Turkish freestyle wrestler

Elvira Süleyman Kamaloğlu (born 24 September 2001) is a Ukrainian-born Turkish freestyle wrestler competing in the 57 kg division. She is a member of Istanbul BB SK

== Career ==
In 2021, Elvira Kamaloğlu won a bronze medal in the women's 57 kg event at the 2021 World Junior Wrestling Championships in Russia.

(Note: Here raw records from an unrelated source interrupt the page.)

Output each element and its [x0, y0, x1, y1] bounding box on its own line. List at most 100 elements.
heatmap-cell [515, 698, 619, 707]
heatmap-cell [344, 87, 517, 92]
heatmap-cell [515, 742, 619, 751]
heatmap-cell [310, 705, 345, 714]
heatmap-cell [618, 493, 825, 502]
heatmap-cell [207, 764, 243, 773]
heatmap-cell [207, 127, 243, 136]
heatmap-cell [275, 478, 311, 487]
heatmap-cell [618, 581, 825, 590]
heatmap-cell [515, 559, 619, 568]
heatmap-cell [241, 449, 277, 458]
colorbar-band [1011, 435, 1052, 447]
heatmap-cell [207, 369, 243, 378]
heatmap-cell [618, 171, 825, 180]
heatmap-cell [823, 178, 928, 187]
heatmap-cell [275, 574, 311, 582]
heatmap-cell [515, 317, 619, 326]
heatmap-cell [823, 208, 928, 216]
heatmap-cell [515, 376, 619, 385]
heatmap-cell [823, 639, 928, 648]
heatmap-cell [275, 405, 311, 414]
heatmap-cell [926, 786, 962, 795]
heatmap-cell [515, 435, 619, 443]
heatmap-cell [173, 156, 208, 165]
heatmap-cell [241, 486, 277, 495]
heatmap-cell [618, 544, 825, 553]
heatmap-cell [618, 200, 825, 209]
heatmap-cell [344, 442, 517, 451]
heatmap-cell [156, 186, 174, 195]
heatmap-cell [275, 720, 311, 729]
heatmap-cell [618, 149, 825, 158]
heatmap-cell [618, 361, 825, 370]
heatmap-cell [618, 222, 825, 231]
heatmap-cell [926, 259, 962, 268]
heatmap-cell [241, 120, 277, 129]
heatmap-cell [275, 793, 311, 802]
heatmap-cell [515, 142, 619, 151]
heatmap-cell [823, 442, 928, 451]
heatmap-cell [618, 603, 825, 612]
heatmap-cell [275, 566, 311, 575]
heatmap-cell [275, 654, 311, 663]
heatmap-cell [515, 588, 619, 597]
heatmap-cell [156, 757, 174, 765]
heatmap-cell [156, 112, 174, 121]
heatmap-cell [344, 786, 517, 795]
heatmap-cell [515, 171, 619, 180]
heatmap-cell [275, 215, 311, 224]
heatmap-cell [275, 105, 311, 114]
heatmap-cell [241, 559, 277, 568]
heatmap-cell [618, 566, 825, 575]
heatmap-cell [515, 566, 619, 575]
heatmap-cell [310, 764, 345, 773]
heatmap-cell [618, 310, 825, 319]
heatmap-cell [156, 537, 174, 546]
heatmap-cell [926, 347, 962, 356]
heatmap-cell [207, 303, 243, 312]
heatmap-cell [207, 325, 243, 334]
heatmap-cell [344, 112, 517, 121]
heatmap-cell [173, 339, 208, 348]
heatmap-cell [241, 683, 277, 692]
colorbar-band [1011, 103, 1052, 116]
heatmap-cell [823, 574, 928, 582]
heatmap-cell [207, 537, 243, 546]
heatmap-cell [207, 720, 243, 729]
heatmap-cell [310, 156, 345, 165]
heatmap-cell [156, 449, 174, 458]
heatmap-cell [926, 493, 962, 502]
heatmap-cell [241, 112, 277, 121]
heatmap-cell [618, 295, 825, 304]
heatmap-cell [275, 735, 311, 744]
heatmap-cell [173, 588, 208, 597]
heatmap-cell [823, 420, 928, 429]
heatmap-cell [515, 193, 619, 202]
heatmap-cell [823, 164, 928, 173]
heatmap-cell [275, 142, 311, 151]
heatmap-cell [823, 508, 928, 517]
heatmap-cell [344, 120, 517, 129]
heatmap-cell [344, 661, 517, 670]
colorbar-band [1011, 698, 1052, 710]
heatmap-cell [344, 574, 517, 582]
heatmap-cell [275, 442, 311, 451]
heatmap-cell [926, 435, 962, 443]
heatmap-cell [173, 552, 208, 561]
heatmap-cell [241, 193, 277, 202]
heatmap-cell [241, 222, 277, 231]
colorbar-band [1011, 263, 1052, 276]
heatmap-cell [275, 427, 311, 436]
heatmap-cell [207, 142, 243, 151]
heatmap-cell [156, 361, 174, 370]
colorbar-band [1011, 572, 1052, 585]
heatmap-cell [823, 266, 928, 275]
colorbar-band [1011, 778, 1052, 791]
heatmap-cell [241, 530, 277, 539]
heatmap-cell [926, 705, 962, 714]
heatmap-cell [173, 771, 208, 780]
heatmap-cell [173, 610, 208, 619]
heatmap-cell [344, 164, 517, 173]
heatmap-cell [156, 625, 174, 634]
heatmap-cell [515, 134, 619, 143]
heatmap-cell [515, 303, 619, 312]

Elvira Kamaloğlu won the gold medal in the women's 57kg at the European Under-23 Wrestling Championships in Bulgaria. Elvira beat Spain's Victoria Báez-Dilone, Poland's Patrycja Gil, Bulgaria's Sezen Behcetova Belberova, and finally, Hungary's Tamara Dollak to win gold the women's 57kg at the European Under-23 Wrestling Championships in Plovdiv.

She lost her bronze medal match in the 57 kg event at the 2022 European Wrestling Championships held in Budapest, Hungary. A few months later, she won the silver medal in her event at the Matteo Pellicone Ranking Series 2022 held in Rome, Italy. She also won the silver medal in her event at the 2022 Tunis Ranking Series event held in Tunis, Tunisia. She competed in the 55 kg event at the 2022 World Wrestling Championships held in Belgrade, Serbia. She won one of the bronze medals in the 55 kg event at the 2022 U23 World Wrestling Championships held in Pontevedra, Spain.

She competed at the 2024 European Wrestling Olympic Qualification Tournament in Baku, Azerbaijan hoping to qualify for the 2024 Summer Olympics in Paris, France. She was eliminated in her second match and she did not qualify for the Olympics.

Elvira Süleyman Kamaloğlu represented Türkiye in the women's freestyle 57 kg event at the 2025 European Wrestling Championships, held in Bucharest, Romania. After receiving a bye in the first round, she defeated Finland's Jenna Hemiä by technical superiority 10–0 in the quarterfinals, and went on to beat Azerbaijan's Zhala Aliyeva 4–2 in the semifinals. In the final, she faced Olga Khoroshavtseva, who competed as a neutral athlete (UWW), and lost the match 6–4 to claim the silver medal.

==Personal life==
Kamaloğlu is of Turkish Meskhetian origin.